Dies ist unsere Gefahr, und es ist nun die Aufgabe des Hexenrates, einen Weg zu suchen, den Drachen zu bekämpfen.“
Mit diesen Worten setzte sich die Hexenlehrerin auf ihren Platz. An den einzelnen Feuern begannen leise Gespräche, aber Miranda konnte nicht hören, was die Hexen sagten. Es war seltsam, dass keine von ihnen so laut sprach, dass alle es hören konnten. Wie sollte auf diese Weise eine Entscheidung getroffen werden?

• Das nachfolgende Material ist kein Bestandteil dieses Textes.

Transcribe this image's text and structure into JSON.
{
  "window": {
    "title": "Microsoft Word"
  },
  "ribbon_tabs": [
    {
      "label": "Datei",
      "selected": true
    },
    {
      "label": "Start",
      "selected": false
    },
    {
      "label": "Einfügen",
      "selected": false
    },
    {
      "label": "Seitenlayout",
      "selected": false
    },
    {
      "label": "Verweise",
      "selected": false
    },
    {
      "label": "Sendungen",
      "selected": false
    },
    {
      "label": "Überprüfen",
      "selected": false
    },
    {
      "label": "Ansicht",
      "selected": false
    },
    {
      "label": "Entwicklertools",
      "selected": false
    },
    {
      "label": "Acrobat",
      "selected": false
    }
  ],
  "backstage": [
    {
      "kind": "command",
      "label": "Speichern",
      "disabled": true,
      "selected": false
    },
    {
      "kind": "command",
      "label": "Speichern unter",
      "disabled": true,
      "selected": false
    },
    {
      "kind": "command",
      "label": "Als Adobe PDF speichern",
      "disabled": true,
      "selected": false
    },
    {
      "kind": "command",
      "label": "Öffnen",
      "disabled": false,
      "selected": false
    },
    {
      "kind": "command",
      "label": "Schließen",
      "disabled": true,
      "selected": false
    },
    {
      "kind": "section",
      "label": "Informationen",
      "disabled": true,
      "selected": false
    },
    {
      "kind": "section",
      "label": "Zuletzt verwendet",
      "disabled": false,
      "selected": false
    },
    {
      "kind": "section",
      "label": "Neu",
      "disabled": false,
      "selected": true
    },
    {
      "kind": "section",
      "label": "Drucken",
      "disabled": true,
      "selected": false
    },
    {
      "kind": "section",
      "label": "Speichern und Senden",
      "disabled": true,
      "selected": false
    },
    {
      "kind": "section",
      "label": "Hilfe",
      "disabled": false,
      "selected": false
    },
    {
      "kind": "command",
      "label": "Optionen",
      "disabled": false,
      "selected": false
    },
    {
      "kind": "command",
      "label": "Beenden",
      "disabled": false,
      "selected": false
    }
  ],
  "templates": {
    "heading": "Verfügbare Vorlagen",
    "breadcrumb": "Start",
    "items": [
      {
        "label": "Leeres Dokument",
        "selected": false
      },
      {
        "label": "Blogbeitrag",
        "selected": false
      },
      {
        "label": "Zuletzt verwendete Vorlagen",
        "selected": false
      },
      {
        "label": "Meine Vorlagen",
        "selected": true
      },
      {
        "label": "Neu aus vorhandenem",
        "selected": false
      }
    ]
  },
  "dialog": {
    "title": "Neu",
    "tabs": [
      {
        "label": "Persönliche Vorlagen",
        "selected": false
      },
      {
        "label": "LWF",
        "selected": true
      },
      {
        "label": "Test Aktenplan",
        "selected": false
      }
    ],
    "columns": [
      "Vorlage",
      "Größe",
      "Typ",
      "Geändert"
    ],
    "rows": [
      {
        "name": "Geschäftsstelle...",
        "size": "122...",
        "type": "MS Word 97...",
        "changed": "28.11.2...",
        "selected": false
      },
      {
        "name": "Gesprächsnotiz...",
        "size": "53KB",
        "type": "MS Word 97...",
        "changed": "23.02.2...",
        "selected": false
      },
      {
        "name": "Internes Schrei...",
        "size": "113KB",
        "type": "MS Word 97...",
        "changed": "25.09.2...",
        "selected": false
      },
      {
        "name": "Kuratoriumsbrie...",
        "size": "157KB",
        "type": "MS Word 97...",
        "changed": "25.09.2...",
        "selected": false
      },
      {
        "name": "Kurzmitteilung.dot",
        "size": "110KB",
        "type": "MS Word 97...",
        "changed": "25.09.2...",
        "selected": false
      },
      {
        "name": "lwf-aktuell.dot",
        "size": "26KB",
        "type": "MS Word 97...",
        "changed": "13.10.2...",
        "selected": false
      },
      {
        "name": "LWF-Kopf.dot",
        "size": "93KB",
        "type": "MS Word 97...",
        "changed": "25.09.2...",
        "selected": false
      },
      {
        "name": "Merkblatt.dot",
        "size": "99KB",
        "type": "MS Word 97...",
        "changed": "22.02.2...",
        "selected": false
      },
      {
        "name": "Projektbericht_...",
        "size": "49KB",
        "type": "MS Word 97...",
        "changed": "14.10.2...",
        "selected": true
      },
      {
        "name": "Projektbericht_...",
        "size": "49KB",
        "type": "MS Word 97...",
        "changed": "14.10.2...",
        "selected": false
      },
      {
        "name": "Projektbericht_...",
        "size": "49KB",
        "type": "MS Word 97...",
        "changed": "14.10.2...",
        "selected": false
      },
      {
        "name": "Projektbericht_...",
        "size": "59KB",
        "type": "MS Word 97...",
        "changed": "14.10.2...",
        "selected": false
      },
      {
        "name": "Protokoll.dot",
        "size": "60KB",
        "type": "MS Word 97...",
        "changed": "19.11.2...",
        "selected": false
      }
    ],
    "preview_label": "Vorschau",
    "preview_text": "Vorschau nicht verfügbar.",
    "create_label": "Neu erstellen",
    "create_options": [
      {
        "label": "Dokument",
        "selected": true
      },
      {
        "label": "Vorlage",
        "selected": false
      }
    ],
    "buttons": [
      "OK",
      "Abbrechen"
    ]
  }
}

Die Hexen sprachen miteinander, und von Zeit zu Zeit stand eine von ihnen auf und setzte sich an eines der anderen Feuer. Einige Zeit verging, und Miranda schaute nur noch mit halber Aufmerksamkeit zum Hexenrat. Sie überlegte, ob sie selbst etwas tun konnte, um Wyveria zu beschützen, aber ihr fiel nichts ein.
„Mir wird kalt“, sagte Wyveria plötzlich. Das war nicht überraschend, denn inzwischen saßen sie schon eine ganze Weile hier am Berg und belauschten den Hexenrat. So leise sie konnte, suchte Miranda in ihrer Tasche, holte die Flasche mit dem Warmtrank hervor und gab Wyveria davon zu trinken. „Danke“, sagte Wyveria, als ihr langsam wieder wärmer wurde.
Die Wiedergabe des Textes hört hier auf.